Classrooms of the future come to Montana
August 10, 2012
MSU News Service
Bozeman -- The classrooms of the future will look more like NASA mission
control and less like a lecture hall under plans Montana State University
has for renovations beginning this fall.
The university plans to renovate one of its standard classrooms in Gaines
Hall into a TEAL classroom. The acronym, coined at the Massachusetts
Institute of Technology, stands for Technology-Enhanced Active Learning and
has been shown to dramatically increase the pass rates in courses freshmen
historically struggle with, like math, physics and chemistry.
Instead of students sitting in rows and looking straight ahead during a
lecture, a TEAL classroom is built with round tables where students work in
groups of nine. The tables are equipped with flat screens, ports for laptop
computers and are linked to wall-mounted screens or monitors around the
classroom. At the touch of a button, a professor will be able to project a
concept, or a student's work, on all the monitors in the room for the whole
class to see. Faculty can also introduce computer visualizations of
difficult concepts to their students.
"There are two key reasons this classroom setup has been so effective," said
Martha Potvin, vice president of academic affairs and provost. "The first is
that students learn more quickly and to a better degree when they interact
with other students. Having to explain a concept to a fellow student helps
them understand a subject in a more complete, and memorable, way.

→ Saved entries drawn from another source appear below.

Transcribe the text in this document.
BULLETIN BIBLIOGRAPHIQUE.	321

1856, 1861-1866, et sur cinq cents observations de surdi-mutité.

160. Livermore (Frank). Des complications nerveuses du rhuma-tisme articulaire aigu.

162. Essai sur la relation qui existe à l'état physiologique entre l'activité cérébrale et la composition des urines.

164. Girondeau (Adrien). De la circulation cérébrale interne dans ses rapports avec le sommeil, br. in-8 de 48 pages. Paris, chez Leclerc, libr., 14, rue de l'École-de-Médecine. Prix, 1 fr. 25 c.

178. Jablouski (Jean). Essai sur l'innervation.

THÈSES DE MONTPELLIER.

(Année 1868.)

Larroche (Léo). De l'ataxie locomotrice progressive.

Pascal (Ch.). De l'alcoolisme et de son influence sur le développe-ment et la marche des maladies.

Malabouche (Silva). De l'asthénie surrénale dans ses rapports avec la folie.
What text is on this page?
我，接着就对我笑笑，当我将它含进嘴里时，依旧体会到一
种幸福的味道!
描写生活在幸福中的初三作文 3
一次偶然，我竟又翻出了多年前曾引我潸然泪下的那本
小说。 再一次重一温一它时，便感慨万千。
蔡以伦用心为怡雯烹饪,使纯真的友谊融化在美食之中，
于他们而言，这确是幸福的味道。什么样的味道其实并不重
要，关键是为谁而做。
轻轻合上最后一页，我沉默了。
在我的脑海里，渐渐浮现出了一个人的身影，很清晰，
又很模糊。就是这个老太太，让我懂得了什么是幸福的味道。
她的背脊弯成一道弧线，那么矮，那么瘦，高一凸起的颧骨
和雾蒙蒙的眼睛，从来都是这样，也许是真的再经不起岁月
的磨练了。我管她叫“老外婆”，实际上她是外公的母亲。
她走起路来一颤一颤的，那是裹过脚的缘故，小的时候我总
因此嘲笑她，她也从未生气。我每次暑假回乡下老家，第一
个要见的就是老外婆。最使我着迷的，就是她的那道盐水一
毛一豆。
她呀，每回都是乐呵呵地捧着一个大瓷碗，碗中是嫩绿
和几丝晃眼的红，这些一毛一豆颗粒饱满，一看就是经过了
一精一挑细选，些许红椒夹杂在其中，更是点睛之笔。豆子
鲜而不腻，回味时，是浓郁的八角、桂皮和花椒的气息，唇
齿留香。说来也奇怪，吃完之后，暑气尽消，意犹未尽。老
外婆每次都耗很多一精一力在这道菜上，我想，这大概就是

"Second, technology allows students to easily share mathematical proofs,
chemical formulas or physics equations with their entire work group or class
for feedback - that's a powerful learning tool," Potvin said.
MSU's plans for a TEAL classroom grew out of faculty interest in the idea
after a workshop on classroom design last spring, Potvin said.
MSU is using the classroom in Gaines Hall because it can best support the
technology thanks to a building-wide renovation completed in 2010. Gaines is
also the most heavily used academic building on campus, with the majority of
all undergraduates taking a class there at some point.
The renovation will begin in the fall semester and should be completed in
time for the first class to be taught in the room in the spring semester.
Since the Gaines Hall TEAL classroom and other renovations planned around
campus in coming years will take various classrooms out of use, MSU is
leasing two modular classroom buildings to use as swing space for the next
two years. Equipped with air conditioning, heat and bathrooms, the modulars
will be placed immediately north of the university's Chemistry/Biochemistry
Building, where two modulars used mostly as laboratories are currently
Typically, MSU does classroom renovations during the summer, but the
modulars will allow the university to work at an accelerated pace.
"We want our students to succeed in these difficult courses," Potvin said.
"This new classroom model has shown great results across the country - we
don't want to wait any longer to bring it here."